Nacido en Chicacao, Suchitepéquez, en 1937, Marco Augusto Quiroa creció entre los paisajes cálidos de la costa sur guatemalteca antes de trasladarse, siendo aún adolescente, a la ciudad de Guatemala en 1950. Aquel cambio de entorno coincidió con los últimos años de la Revolución de Octubre, una época de efervescencia política y social que marcaría profundamente su visión del arte y de la vida.
Desde joven mostró múltiples inquietudes, como la pintura, la escritura, la docencia y un incansable explorador de los lenguajes artísticos. Estudió en la Escuela Nacional de Artes Plásticas Rafael Rodríguez Padilla, donde comenzó a destacar por su talento y espíritu inconforme. A finales de los años cincuenta, su nombre ya resonaba entre los nuevos creadores que buscaban romper con los moldes del arte tradicional.

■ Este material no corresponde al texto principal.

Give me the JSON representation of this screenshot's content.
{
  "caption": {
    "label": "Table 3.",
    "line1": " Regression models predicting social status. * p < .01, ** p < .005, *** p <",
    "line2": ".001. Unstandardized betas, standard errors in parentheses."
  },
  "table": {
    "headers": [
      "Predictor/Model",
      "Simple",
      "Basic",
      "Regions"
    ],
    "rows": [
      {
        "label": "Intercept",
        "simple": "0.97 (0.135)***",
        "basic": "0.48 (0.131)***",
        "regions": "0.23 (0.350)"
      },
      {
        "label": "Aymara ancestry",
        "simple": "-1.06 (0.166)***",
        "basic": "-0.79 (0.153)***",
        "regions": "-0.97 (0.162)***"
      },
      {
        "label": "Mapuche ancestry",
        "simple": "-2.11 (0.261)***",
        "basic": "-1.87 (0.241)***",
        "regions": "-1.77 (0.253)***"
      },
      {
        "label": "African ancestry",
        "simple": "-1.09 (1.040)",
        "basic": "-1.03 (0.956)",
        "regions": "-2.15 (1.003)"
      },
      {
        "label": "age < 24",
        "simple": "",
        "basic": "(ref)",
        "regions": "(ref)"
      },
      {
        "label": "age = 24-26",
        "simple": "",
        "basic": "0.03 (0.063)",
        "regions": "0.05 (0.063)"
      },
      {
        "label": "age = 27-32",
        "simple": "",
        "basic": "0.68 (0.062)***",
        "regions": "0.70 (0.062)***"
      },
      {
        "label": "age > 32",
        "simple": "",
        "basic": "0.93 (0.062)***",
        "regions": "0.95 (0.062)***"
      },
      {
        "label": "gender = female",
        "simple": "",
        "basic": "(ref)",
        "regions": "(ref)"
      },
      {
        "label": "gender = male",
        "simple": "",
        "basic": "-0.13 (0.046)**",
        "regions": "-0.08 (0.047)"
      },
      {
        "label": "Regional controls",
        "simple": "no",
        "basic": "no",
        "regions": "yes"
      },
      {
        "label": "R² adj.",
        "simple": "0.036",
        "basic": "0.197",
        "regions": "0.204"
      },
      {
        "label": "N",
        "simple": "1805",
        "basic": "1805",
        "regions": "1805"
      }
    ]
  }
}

En la pintura, Quiroa transitó por diversas etapas, que abarcaron desde el expresionismo y la abstracción inicial hasta un realismo social que rescataba las formas, colores y rostros del pueblo guatemalteco. Su obra plástica abarcó pintura, grabado, dibujo, caricatura, escultura e incluso objetos intervenidos, siempre con una mirada crítica y comprometida con la realidad nacional. En 1969, junto con Roberto Cabrera y Elmar René Rojas, fundó el Grupo Vértebra, un movimiento artístico que rechazaba el arte decorativo y defendía una creación con contenido social y conciencia nacional. Años antes había formado parte del Círculo Valenti, otro colectivo clave.
Narrador y cronista
Su faceta literaria emergió con igual fuerza. Fue narrador, cronista y un maestro del cuento, género al que imprimió humor, crítica y una profunda ternura humana. En los años ochenta alcanzó amplio reconocimiento con su libro Semana menor (1984), que le valió el Premio Quetzal de Oro de la Asociación de Periodistas de Guatemala. Más tarde publicaría títulos como Gato viejo (1990), Plaza Mayor (1990), El mojado y la seca (1994), Receta para escribir un cuento y otros cuentos (1996) y Doña Mazacuata y otros animales (1998).
Comprometido con los marginados
Su escritura, marcada por la ironía y la sensibilidad popular, reflejaba su compromiso con los marginados y su búsqueda de un lenguaje literario auténtico. Fue fundador del grupo La Rial Academia, de escritores que reivindicaban la irreverencia y el habla cotidiana como vehículo de expresión literaria.
A lo largo de su carrera recibió múltiples reconocimientos, entre ellos el Premio Único del Concurso de Cuento Carlos Novella en dos ocasiones (1990 y 1994) y el título de Emeritíssimum otorgado por la Facultad de Humanidades de la Universidad de San Carlos. En el ámbito público, también tuvo una breve incursión política, ya que en 2003 fue electo diputado por la Alianza Nueva Nación.
Quiroa falleció el 31 de octubre de 2004, en Amatitlán. Tenía 67 años y una obra inmensa, tanto literaria como plástica, que sigue siendo referencia obligada para comprender el arte del siglo XX.

Su legado es el de un creador integral, lúcido y solidario, cuya vida y obra trazan un puente entre la estética y la conciencia social. Como lo definió el maestro Carlos Mérida, Quiroa fue “el más guatemalteco de los pintores”, y, podría añadirse, uno de los cuentistas más entrañables de nuestra literatura nacional.